By the way, what is a time-series?
Price of coffee:
Time-series is what stock and bond markets are made of: a specific asset value per second, minute, day - a source of valuable information.
Historically, ARIMA, SARIMA and other statistical models have been used successfully to do forecasting using single variables: "dear model, take the average air daily temperature of one day in a given coastal town and forecast what the ocean temperature will be on that given day"
But those solid models tend to miss out things when we add multiple variables:"dear model, take the average air daily temperature of one day, the sun angle, the ocean currents, el niño, local pollution levels, etc in a given coastal town and forecast what the ocean temperature will be on that given day". This where AI deep learning models over-perform ARIMA (and others) in multivariate time-series regressions.
Let's be mindful that AI can help but does not really know the future. So you will hear many people who will claim that they are experimenting AI (time-series applications) to find the holy grail in investing, i.e. the way to always over-perform markets. Bulls**t alert. Any AI model over-fitting the past (= beating past stock market performance by much) will fail to properly predict the future, and thus over-perform in the future.
Why?
I say that in markets there is too much "white noise": one day assets are moved by inflation, the other by geopolitical events, then by lack of liquidity without established patterns and connections. There are further reasons here, for example, on why precisely forecasting markets is currently not possible.
But we can still do some good stuff with AI in markets. We are in fact experimenting with recurring neural networks (RNNs) to understand markets in real time.
(pic credit to Trist'n Joseph - article here)
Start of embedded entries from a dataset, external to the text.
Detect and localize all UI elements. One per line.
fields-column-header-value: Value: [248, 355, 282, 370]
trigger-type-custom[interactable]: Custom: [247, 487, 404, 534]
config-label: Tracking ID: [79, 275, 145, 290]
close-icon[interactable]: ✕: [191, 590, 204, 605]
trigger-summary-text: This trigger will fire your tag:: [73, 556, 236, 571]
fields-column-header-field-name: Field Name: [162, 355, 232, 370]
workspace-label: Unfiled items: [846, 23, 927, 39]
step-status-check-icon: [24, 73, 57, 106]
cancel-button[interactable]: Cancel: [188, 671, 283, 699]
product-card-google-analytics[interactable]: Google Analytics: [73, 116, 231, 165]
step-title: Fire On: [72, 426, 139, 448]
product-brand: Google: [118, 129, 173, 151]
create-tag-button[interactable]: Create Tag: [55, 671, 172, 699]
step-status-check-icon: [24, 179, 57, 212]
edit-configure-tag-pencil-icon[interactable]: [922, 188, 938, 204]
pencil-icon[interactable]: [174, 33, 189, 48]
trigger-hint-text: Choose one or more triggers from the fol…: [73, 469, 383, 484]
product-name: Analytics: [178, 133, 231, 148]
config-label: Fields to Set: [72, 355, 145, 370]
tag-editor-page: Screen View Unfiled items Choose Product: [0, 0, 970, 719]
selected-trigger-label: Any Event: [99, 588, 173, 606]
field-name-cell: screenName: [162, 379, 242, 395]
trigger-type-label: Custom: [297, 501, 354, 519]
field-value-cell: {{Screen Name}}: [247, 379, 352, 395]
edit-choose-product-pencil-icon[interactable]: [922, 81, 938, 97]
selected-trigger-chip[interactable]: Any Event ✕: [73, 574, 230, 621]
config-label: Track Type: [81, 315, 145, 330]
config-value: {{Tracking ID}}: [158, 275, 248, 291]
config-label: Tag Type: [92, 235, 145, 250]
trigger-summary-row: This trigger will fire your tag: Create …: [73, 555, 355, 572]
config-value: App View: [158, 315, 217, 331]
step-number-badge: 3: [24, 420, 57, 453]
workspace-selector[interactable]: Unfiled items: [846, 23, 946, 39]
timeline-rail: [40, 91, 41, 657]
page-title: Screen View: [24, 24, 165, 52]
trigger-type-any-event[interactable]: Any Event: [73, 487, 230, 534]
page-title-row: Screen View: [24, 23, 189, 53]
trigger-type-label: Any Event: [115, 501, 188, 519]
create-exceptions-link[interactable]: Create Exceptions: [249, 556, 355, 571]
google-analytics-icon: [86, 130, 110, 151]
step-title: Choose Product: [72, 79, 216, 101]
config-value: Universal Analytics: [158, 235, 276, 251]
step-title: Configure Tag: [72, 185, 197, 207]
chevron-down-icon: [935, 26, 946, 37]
RNNs are networks with feedback loops that allows information to persist (=like human memory) - to help us not to forecast (it is hopeless in markets) but to understand in real time the possible relationships between millions of variables and the price of an asset TODAY.
Mixing human trading experience, historical correlations and AI understanding of today (without forecasting tomorrow) can greatly enhance our ability to adapt in real-time our investment portfolios to evolving market conditions.